September 3, 2010 by  

Wild Grass


Wild Grass

André Dussollier stars as Georges Palet in the French film "Wild Grass."

Starring: André Dussollier, Sabine Azéma, Mathieu Amalric
Directed by: Alain Resnais (“Smoking/No Smoking”)
Written by: Laurent Herbiet (“The Colonel”) and Alex Reval (debut)
 
To say the art-house romance “Wild Grass” (“Les Herbes Folles”) is a confounding piece of work is an understatement. Acclaimed French director Alain Resnais (“Smoking/No Smoking”), who turned 88 years old this past June, has created a fantastical and intimate narrative that might have been more effective if his carefree style wasn’t so meaningless at times.
 
Upon finding a red wallet in the parking lot, Good Samaritan Georges Palet (André Dussollier) turns it over to the police so they can contact its rightful owner. In most cases, this is where the story would end for any one else in the same situation, but not for Georges. A bizarre infatuation to the woman whom the wallet belongs begins and is too intense to ignore.
 
The obsession Georges has for Marguerite Muir (Sabine Azéma) isn’t necessarily the type anyone would get a restraining order for.
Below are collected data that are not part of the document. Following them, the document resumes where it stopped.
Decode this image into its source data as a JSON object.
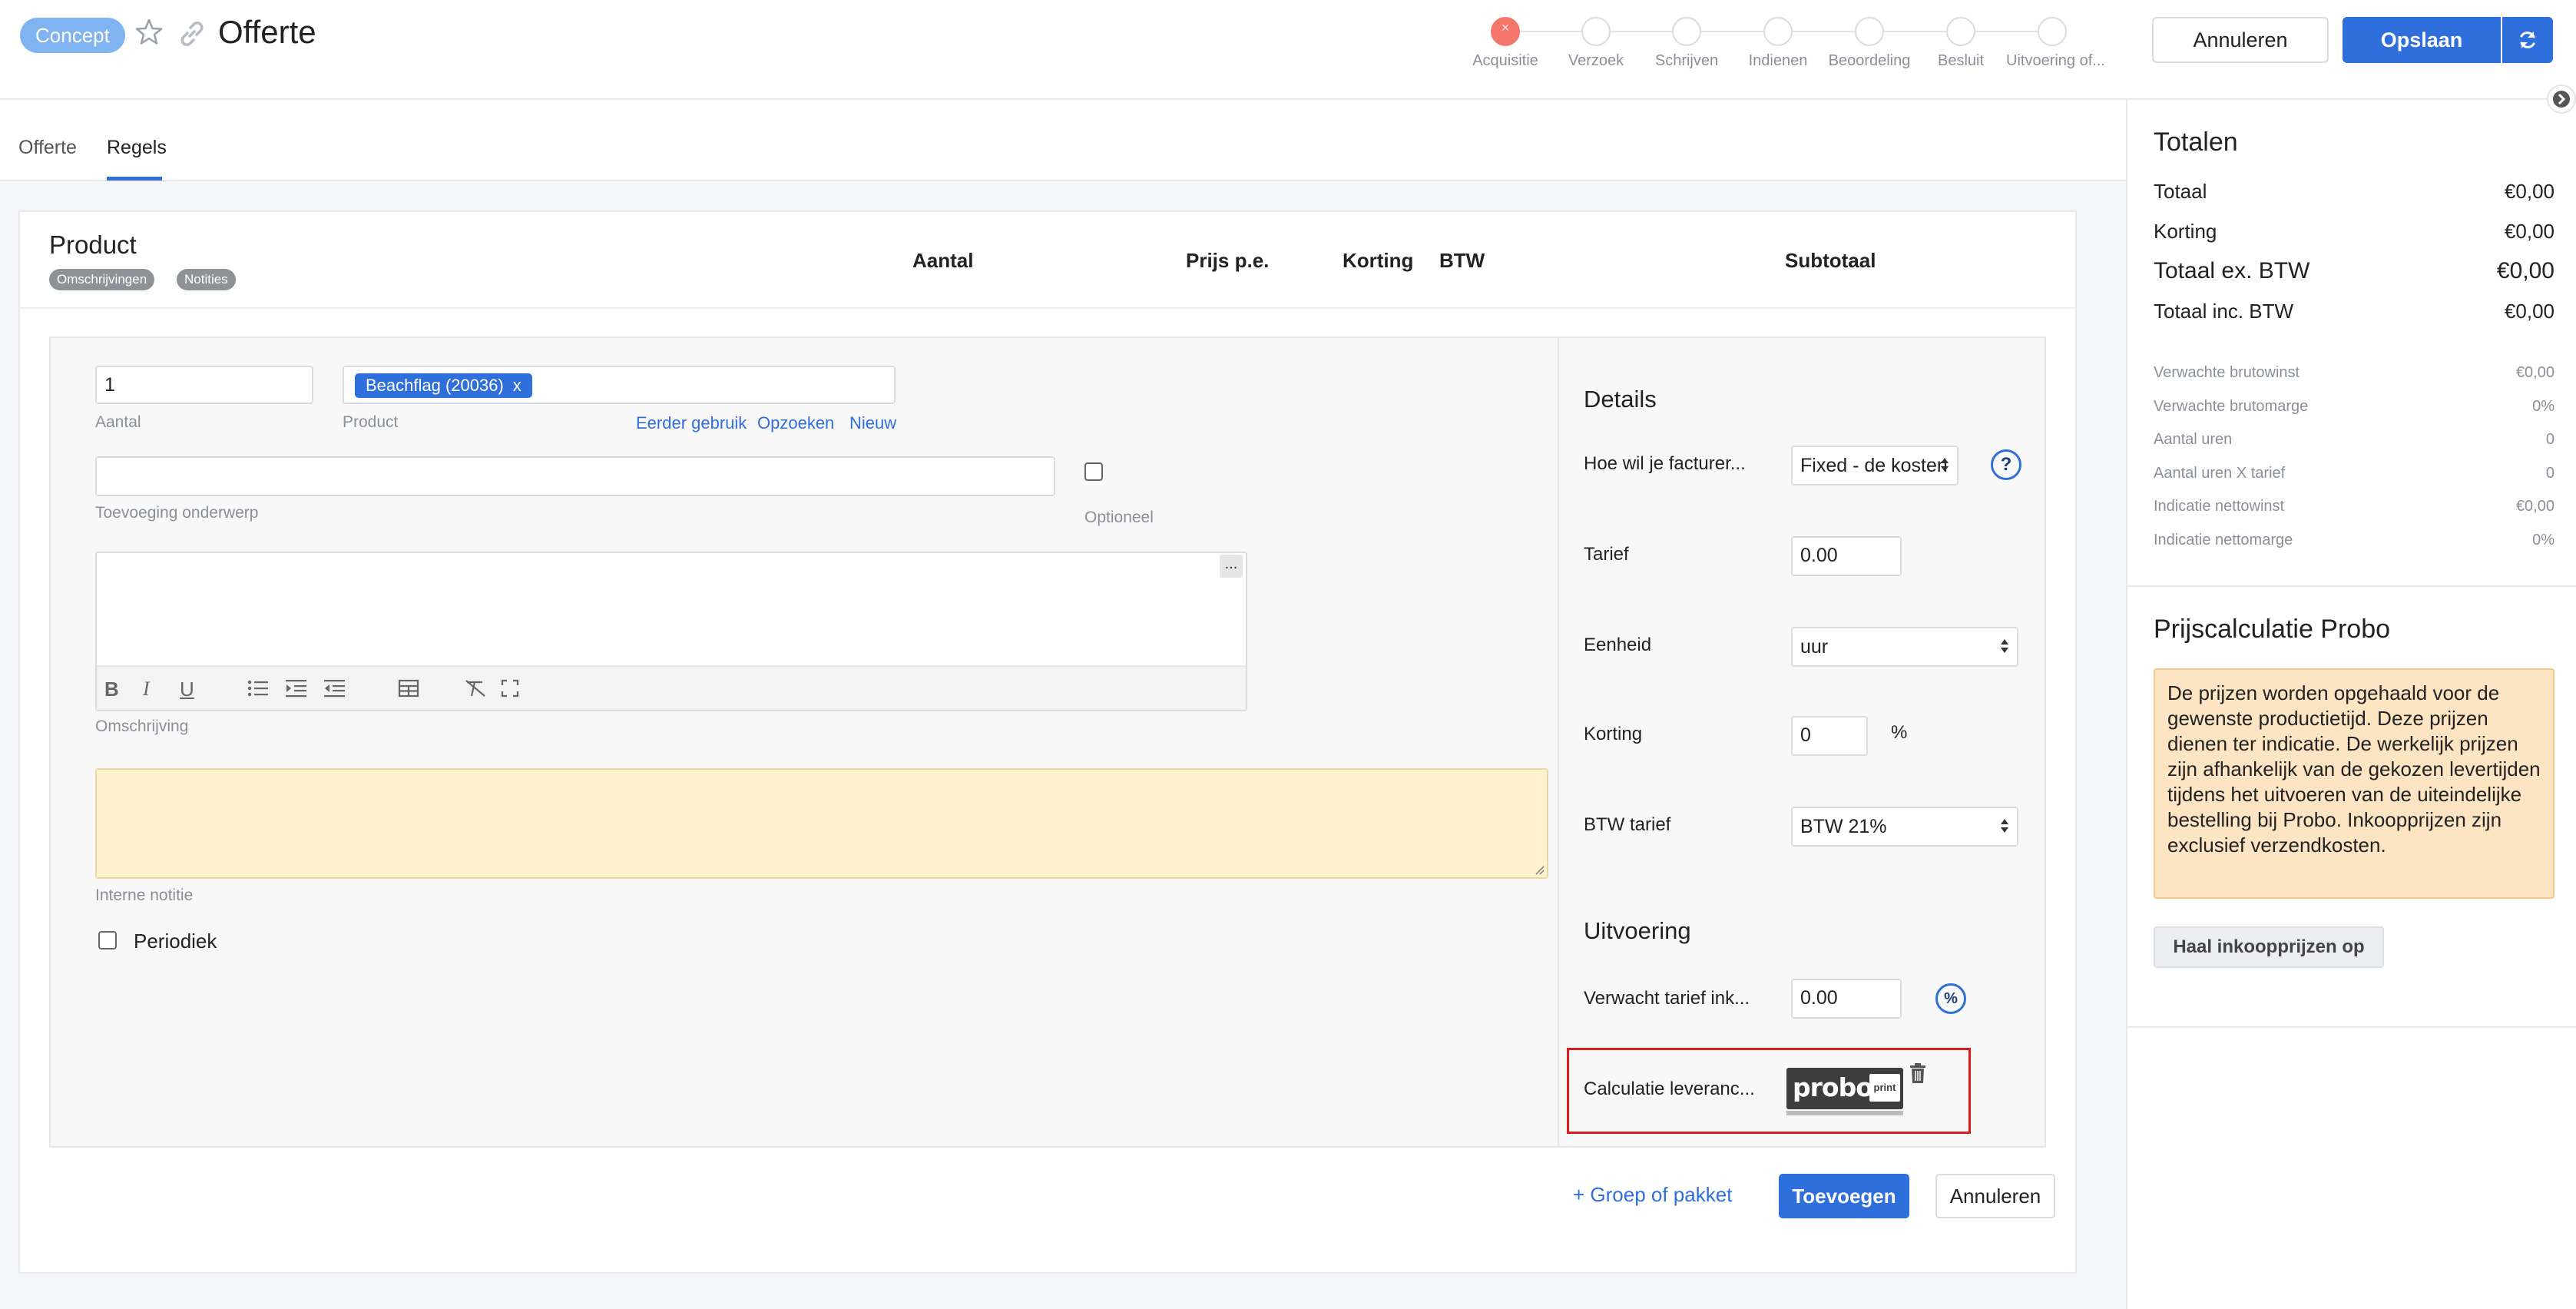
{
  "header": {
    "status_badge": "Concept",
    "title": "Offerte",
    "steps": [
      "Acquisitie",
      "Verzoek",
      "Schrijven",
      "Indienen",
      "Beoordeling",
      "Besluit",
      "Uitvoering of..."
    ],
    "cancel_label": "Annuleren",
    "save_label": "Opslaan"
  },
  "tabs": [
    "Offerte",
    "Regels"
  ],
  "active_tab": "Regels",
  "table_header": {
    "product": "Product",
    "chips": [
      "Omschrijvingen",
      "Notities"
    ],
    "columns": [
      "Aantal",
      "Prijs p.e.",
      "Korting",
      "BTW",
      "Subtotaal"
    ]
  },
  "line_form": {
    "aantal_value": "1",
    "aantal_label": "Aantal",
    "product_tag": "Beachflag (20036)",
    "product_tag_remove": "x",
    "product_label": "Product",
    "links": [
      "Eerder gebruik",
      "Opzoeken",
      "Nieuw"
    ],
    "toevoeging_label": "Toevoeging onderwerp",
    "optioneel_label": "Optioneel",
    "editor_more": "...",
    "omschrijving_label": "Omschrijving",
    "interne_notitie_label": "Interne notitie",
    "periodiek_label": "Periodiek"
  },
  "details": {
    "title": "Details",
    "facturering_label": "Hoe wil je facturer...",
    "facturering_value": "Fixed - de kosten",
    "help": "?",
    "tarief_label": "Tarief",
    "tarief_value": "0.00",
    "eenheid_label": "Eenheid",
    "eenheid_value": "uur",
    "korting_label": "Korting",
    "korting_value": "0",
    "korting_suffix": "%",
    "btw_label": "BTW tarief",
    "btw_value": "BTW 21%"
  },
  "uitvoering": {
    "title": "Uitvoering",
    "verwacht_label": "Verwacht tarief ink...",
    "verwacht_value": "0.00",
    "pct_icon": "%",
    "calculatie_label": "Calculatie leveranc...",
    "logo_main": "probo",
    "logo_sub": "print"
  },
  "actions": {
    "groep": "+ Groep of pakket",
    "toevoegen": "Toevoegen",
    "annuleren": "Annuleren"
  },
  "totals": {
    "title": "Totalen",
    "main_rows": [
      {
        "label": "Totaal",
        "value": "€0,00"
      },
      {
        "label": "Korting",
        "value": "€0,00"
      },
      {
        "label": "Totaal ex. BTW",
        "value": "€0,00"
      },
      {
        "label": "Totaal inc. BTW",
        "value": "€0,00"
      }
    ],
    "detail_rows": [
      {
        "label": "Verwachte brutowinst",
        "value": "€0,00"
      },
      {
        "label": "Verwachte brutomarge",
        "value": "0%"
      },
      {
        "label": "Aantal uren",
        "value": "0"
      },
      {
        "label": "Aantal uren X tarief",
        "value": "0"
      },
      {
        "label": "Indicatie nettowinst",
        "value": "€0,00"
      },
      {
        "label": "Indicatie nettomarge",
        "value": "0%"
      }
    ]
  },
  "probo": {
    "title": "Prijscalculatie Probo",
    "note": "De prijzen worden opgehaald voor de gewenste productietijd. Deze prijzen dienen ter indicatie. De werkelijk prijzen zijn afhankelijk van de gekozen levertijden tijdens het uitvoeren van de uiteindelijke bestelling bij Probo. Inkoopprijzen zijn exclusief verzendkosten.",
    "button": "Haal inkoopprijzen op"
  },
  "colors": {
    "accent": "#2f6fdc",
    "active_step": "#f5776b",
    "note_bg": "#fff3cf",
    "probo_note_bg": "#fde5c4",
    "highlight": "#e01b1b"
  }
}
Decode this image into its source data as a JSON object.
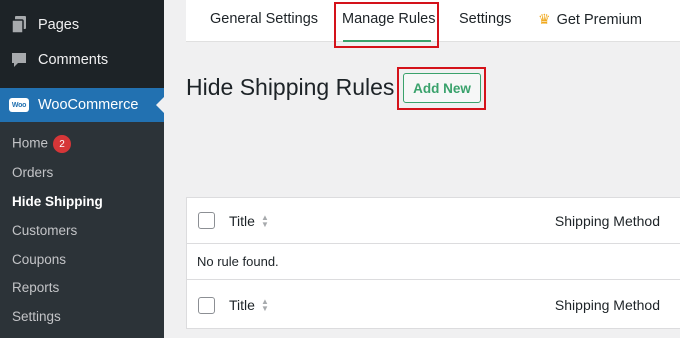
{
  "sidebar": {
    "top_items": [
      {
        "label": "Pages",
        "icon": "pages-icon"
      },
      {
        "label": "Comments",
        "icon": "comments-icon"
      }
    ],
    "woocommerce": {
      "label": "WooCommerce",
      "logo_text": "Woo"
    },
    "submenu": [
      {
        "label": "Home",
        "badge": "2"
      },
      {
        "label": "Orders"
      },
      {
        "label": "Hide Shipping",
        "current": true
      },
      {
        "label": "Customers"
      },
      {
        "label": "Coupons"
      },
      {
        "label": "Reports"
      },
      {
        "label": "Settings"
      }
    ]
  },
  "tabs": [
    {
      "label": "General Settings"
    },
    {
      "label": "Manage Rules",
      "active": true
    },
    {
      "label": "Settings"
    },
    {
      "label": "Get Premium",
      "icon": "crown-icon"
    }
  ],
  "page": {
    "title": "Hide Shipping Rules",
    "add_new_label": "Add New"
  },
  "table": {
    "columns": [
      "Title",
      "Shipping Method"
    ],
    "empty_message": "No rule found."
  },
  "colors": {
    "sidebar_bg": "#1d2327",
    "submenu_bg": "#2c3338",
    "wp_blue": "#2271b1",
    "accent_green": "#3aa26c",
    "badge_red": "#d63638",
    "highlight_red": "#d4121a"
  }
}
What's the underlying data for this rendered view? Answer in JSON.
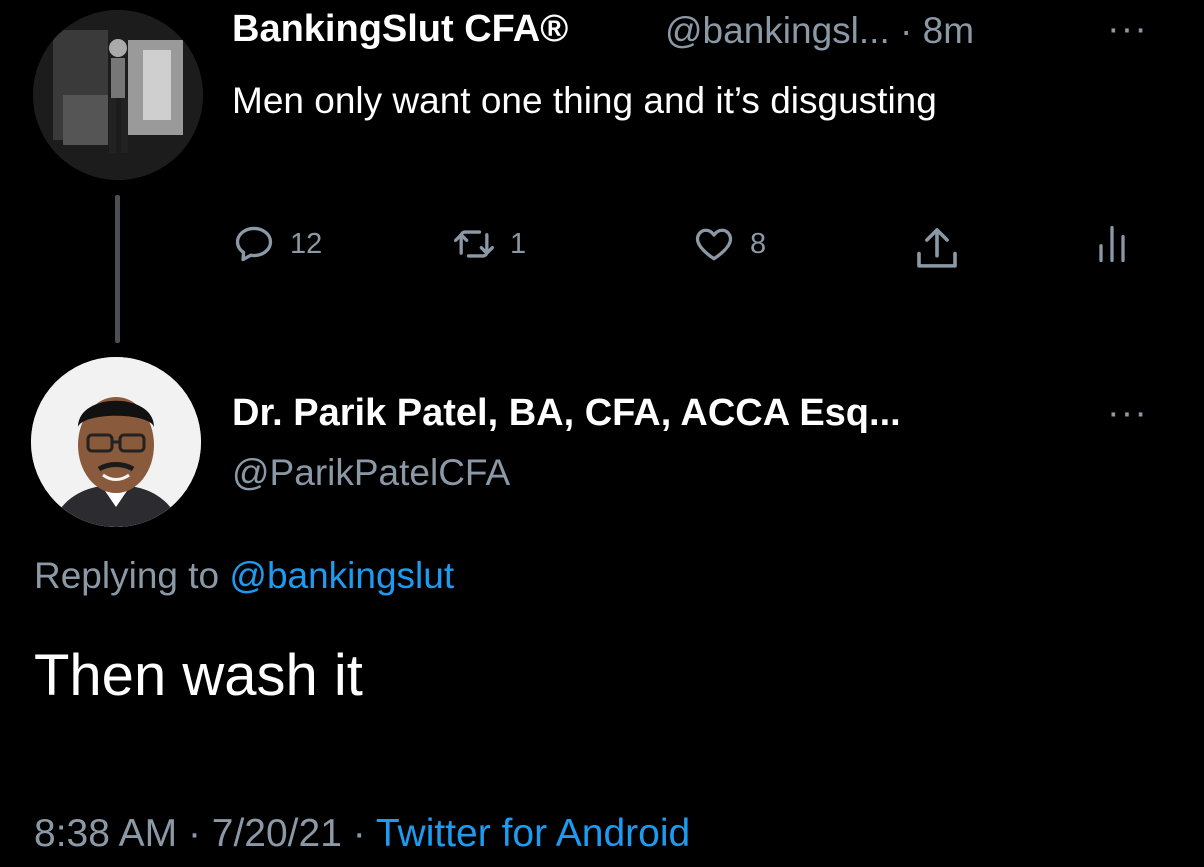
{
  "original_tweet": {
    "display_name": "BankingSlut CFA®",
    "handle": "@bankingsl...",
    "separator": "·",
    "time_ago": "8m",
    "more": "···",
    "text": "Men only want one thing and it’s disgusting",
    "actions": {
      "reply_count": "12",
      "retweet_count": "1",
      "like_count": "8"
    },
    "icons": [
      "reply-icon",
      "retweet-icon",
      "heart-icon",
      "share-icon",
      "analytics-icon"
    ]
  },
  "reply_tweet": {
    "display_name": "Dr. Parik Patel, BA, CFA, ACCA Esq...",
    "handle": "@ParikPatelCFA",
    "more": "···",
    "replying_prefix": "Replying to",
    "replying_to": "@bankingslut",
    "text": "Then wash it",
    "time": "8:38 AM",
    "sep1": "·",
    "date": "7/20/21",
    "sep2": "·",
    "source": "Twitter for Android"
  },
  "colors": {
    "background": "#000000",
    "primary_text": "#ffffff",
    "secondary_text": "#8b98a5",
    "link": "#1d9bf0",
    "thread_line": "#4a4f54"
  }
}
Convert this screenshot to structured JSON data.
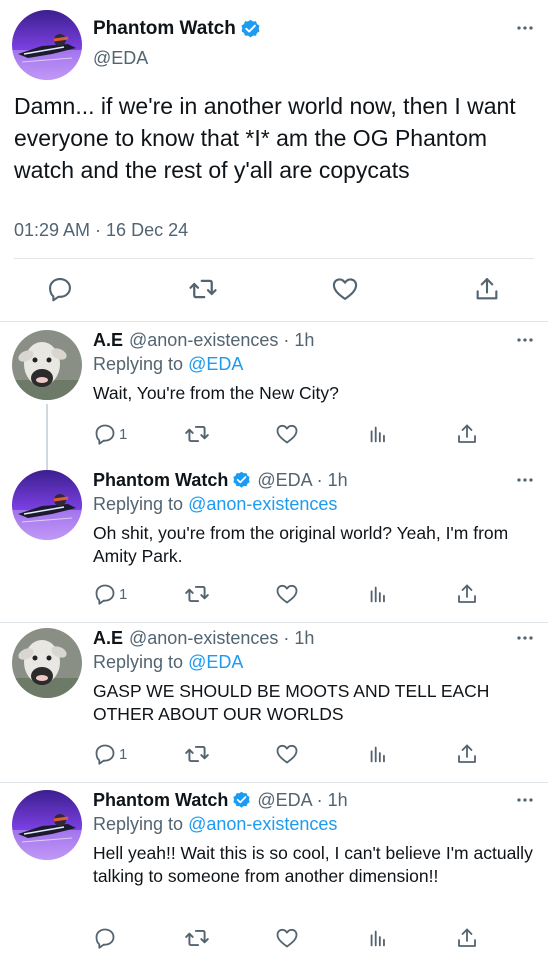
{
  "colors": {
    "accent": "#1d9bf0",
    "icon_gray": "#536471",
    "verified_blue": "#1d9bf0"
  },
  "main_tweet": {
    "name": "Phantom Watch",
    "handle": "@EDA",
    "verified": true,
    "text": "Damn... if we're in another world now, then I want everyone to know that *I* am the OG Phantom watch and the rest of y'all are copycats",
    "timestamp": "01:29 AM · 16 Dec 24",
    "more_icon": "more-dots-icon",
    "actions": [
      "reply-icon",
      "retweet-icon",
      "like-icon",
      "share-icon"
    ]
  },
  "replies": [
    {
      "name": "A.E",
      "verified": false,
      "meta": "@anon-existences · 1h",
      "replying_prefix": "Replying to",
      "replying_to": "@EDA",
      "text": "Wait, You're from the New City?",
      "reply_count": "1",
      "avatar": "goat"
    },
    {
      "name": "Phantom Watch",
      "verified": true,
      "meta": "@EDA · 1h",
      "replying_prefix": "Replying to",
      "replying_to": "@anon-existences",
      "text": "Oh shit, you're from the original world? Yeah, I'm from Amity Park.",
      "reply_count": "1",
      "avatar": "phantom"
    },
    {
      "name": "A.E",
      "verified": false,
      "meta": "@anon-existences · 1h",
      "replying_prefix": "Replying to",
      "replying_to": "@EDA",
      "text": "GASP WE SHOULD BE MOOTS AND TELL EACH OTHER ABOUT OUR WORLDS",
      "reply_count": "1",
      "avatar": "goat"
    },
    {
      "name": "Phantom Watch",
      "verified": true,
      "meta": "@EDA · 1h",
      "replying_prefix": "Replying to",
      "replying_to": "@anon-existences",
      "text": "Hell yeah!! Wait this is so cool, I can't believe I'm actually talking to someone from another dimension!!",
      "reply_count": "",
      "avatar": "phantom"
    }
  ]
}
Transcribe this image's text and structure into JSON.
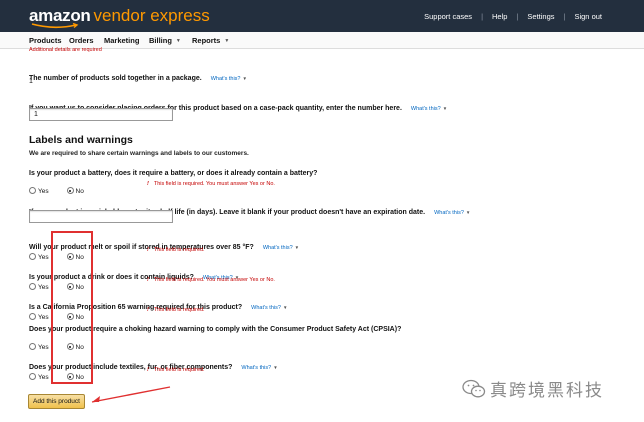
{
  "header": {
    "logo_amazon": "amazon",
    "logo_product": "vendor express",
    "links": [
      "Support cases",
      "Help",
      "Settings",
      "Sign out"
    ]
  },
  "nav": {
    "items": [
      "Products",
      "Orders",
      "Marketing",
      "Billing",
      "Reports"
    ]
  },
  "cutoff_notice": "Additional details are required",
  "whats_this": "What's this?",
  "package": {
    "question": "The number of products sold together in a package.",
    "value": "1"
  },
  "case_pack": {
    "question": "If you want us to consider placing orders for this product based on a case-pack quantity, enter the number here.",
    "value": "1"
  },
  "labels_section": {
    "title": "Labels and warnings",
    "subtitle": "We are required to share certain warnings and labels to our customers."
  },
  "radio_labels": {
    "yes": "Yes",
    "no": "No"
  },
  "battery": {
    "question": "Is your product a battery, does it require a battery, or does it already contain a battery?",
    "error": "This field is required. You must answer Yes or No.",
    "selected": "No"
  },
  "perishable": {
    "question": "If your product is perishable, enter its shelf life (in days). Leave it blank if your product doesn't have an expiration date.",
    "value": ""
  },
  "melt": {
    "question": "Will your product melt or spoil if stored in temperatures over 85 °F?",
    "error": "This field is required.",
    "selected": "No"
  },
  "drink": {
    "question": "Is your product a drink or does it contain liquids?",
    "error": "This field is required. You must answer Yes or No.",
    "selected": "No"
  },
  "prop65": {
    "question": "Is a California Proposition 65 warning required for this product?",
    "error": "This field is required.",
    "selected": "No"
  },
  "choking": {
    "question": "Does your product require a choking hazard warning to comply with the Consumer Product Safety Act (CPSIA)?",
    "selected": "No"
  },
  "textiles": {
    "question": "Does your product include textiles, fur, or fiber components?",
    "error": "This field is required.",
    "selected": "No"
  },
  "add_button": "Add this product",
  "watermark": "真跨境黑科技",
  "colors": {
    "header_bg": "#232f3e",
    "brand_orange": "#ff9900",
    "error_red": "#c40000",
    "link_blue": "#0066c0",
    "annotation_red": "#e03030",
    "button_yellow": "#f0c14b"
  }
}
Georges comes off as genuine and kind, but becomes an annoyance to Marguerite with his constant phone calls and letters. Even when he crosses the line and slashes her tires there’s never a sense Marguerite can’t handle her suitor’s strange advances.
 
Honestly, there’s no real reason why Georges becomes fascinated with Marguerite (it definitely can’t be for her frizzy red hair) unless you take a deep-seated approach and dissect the movie title itself. Georges is married to an attractive younger woman and seems happy enough, but his need to inject himself into Marguerite’s life has more to do with surrendering his heart to a force more powerful than himself than actual love. As the saying goes, “The heart wants what the heart wants.”

Despite the interesting metaphors the film experiments with, “Wild Grass” can’t stand on its own merit. It feels like an inferior version of Jean-Pierre Jeunet’s 2001 masterpiece “Amélie” with its excess of descriptive narration and whimsical imagery. Director Resnais is excellent at capturing the observational portions of his story, but is graceless when making random choices. It’s like someone taking a scenic route and getting lost on the way.

By the end of the film there have been so many tonal changes we’re not sure exactly what message, if any, Resnais has made clear. “I wanted to talk to you about everything and nothing,” Georges tells Marguerite at one point in the film. What’s funny is that Resnais has shown us the same thing.